Cook and Binoche woke each day and sang a duet of the Sonny and Cher hit "I Got You Babe." Then, true to their characters, they worked out and did yoga as a couple. It was good therapy, Cook said, because at the time he was grieving his mother's death to cancer. So as he reached out to Carell and Binoche for support, that intimacy informed their performances.
"Going through what I had been going through with my mother, I thought we could have a real connection and maybe share as brothers in the film, bring some authenticity emotionally."
After 17 years as a stand-up comedian, Cook said, he's still got a lot to learn as an actor. He's certainly getting a lot of practice. In the last year, he's appeared in two other romantic comedies -- "Employee of the Month" opposite Jessica Simpson and "Good Luck Chuck" with Jessica Alba. He got some critical notice for "Mr.
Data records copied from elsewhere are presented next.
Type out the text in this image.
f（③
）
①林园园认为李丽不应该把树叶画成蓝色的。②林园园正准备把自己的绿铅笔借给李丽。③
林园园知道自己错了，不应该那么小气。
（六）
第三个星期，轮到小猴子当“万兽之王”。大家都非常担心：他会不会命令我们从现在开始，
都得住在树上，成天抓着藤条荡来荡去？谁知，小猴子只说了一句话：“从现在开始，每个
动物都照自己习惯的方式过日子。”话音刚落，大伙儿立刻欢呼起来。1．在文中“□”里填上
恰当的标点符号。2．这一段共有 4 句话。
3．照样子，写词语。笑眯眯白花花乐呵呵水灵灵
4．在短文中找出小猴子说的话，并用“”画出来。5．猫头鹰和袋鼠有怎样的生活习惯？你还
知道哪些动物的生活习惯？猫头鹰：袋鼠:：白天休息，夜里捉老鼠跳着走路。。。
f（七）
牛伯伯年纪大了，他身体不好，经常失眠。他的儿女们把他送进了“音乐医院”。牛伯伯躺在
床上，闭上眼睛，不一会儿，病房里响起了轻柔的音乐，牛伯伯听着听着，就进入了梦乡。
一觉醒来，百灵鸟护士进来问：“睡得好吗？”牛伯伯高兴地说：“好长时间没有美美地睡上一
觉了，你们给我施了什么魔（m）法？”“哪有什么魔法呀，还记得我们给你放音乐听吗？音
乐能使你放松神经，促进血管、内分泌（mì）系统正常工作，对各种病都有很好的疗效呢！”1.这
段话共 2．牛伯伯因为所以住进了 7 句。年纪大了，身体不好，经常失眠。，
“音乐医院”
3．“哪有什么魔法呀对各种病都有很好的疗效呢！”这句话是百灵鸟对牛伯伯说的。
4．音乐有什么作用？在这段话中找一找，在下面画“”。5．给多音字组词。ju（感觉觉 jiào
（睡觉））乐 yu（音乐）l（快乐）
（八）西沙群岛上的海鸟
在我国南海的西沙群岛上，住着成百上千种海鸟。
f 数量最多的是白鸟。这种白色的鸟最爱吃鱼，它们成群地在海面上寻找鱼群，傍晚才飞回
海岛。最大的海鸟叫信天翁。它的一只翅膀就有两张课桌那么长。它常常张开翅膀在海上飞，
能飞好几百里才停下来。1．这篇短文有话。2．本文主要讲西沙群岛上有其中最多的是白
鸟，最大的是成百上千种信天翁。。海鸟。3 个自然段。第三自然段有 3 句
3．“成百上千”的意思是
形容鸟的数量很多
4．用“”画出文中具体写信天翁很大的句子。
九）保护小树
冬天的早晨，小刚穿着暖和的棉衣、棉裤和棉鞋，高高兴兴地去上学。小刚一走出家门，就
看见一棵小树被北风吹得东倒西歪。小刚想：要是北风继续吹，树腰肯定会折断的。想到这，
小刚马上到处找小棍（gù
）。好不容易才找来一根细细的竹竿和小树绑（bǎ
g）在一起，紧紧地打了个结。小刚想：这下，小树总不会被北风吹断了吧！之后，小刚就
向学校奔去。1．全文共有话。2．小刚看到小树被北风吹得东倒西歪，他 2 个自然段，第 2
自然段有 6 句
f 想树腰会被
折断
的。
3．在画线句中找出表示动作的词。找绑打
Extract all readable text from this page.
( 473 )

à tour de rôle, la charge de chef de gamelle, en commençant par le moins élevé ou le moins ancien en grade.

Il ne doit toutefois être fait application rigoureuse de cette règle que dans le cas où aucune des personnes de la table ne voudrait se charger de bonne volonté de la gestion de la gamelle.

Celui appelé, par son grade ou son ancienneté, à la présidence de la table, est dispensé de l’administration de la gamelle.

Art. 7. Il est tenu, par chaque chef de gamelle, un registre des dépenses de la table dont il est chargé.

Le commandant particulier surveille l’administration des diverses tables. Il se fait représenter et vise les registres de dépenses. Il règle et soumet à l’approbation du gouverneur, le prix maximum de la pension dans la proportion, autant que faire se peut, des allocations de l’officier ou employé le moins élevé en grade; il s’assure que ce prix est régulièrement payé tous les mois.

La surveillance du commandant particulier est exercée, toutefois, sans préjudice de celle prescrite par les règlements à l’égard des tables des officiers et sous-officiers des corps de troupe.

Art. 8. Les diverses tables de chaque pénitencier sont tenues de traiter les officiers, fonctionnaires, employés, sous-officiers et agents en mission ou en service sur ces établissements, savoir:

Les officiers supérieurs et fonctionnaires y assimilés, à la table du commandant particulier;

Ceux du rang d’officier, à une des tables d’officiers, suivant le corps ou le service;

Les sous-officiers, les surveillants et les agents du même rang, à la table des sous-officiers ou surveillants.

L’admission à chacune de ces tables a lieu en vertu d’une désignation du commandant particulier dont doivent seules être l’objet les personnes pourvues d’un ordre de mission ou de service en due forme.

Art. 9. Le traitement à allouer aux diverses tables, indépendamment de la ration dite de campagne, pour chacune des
Brooks." Next, in "Bachelor No. 2," Cook plays a professional bad date, hired by guys who want to win back their girlfriends.
"I'd just like to continue to do work that excites me and kind of scares me and challenges me," he said. "I want to build a film repertoire that is vast."
Where you've seen him
Dane Cook, 35, has appeared in a slew of small film and TV roles in the last decade, but the Cambridge, Mass., native's real success came after his 2001 half-hour Comedy Central special and the launch of his promotional website, danecook.com. Within a few years, he had the most successful comedy album in 25 years ("Retaliation"), an HBO comedy special and a string of starring film roles. This month, he's a spokesman for Major League Baseball, promoting playoffs in a series of popular TV ads.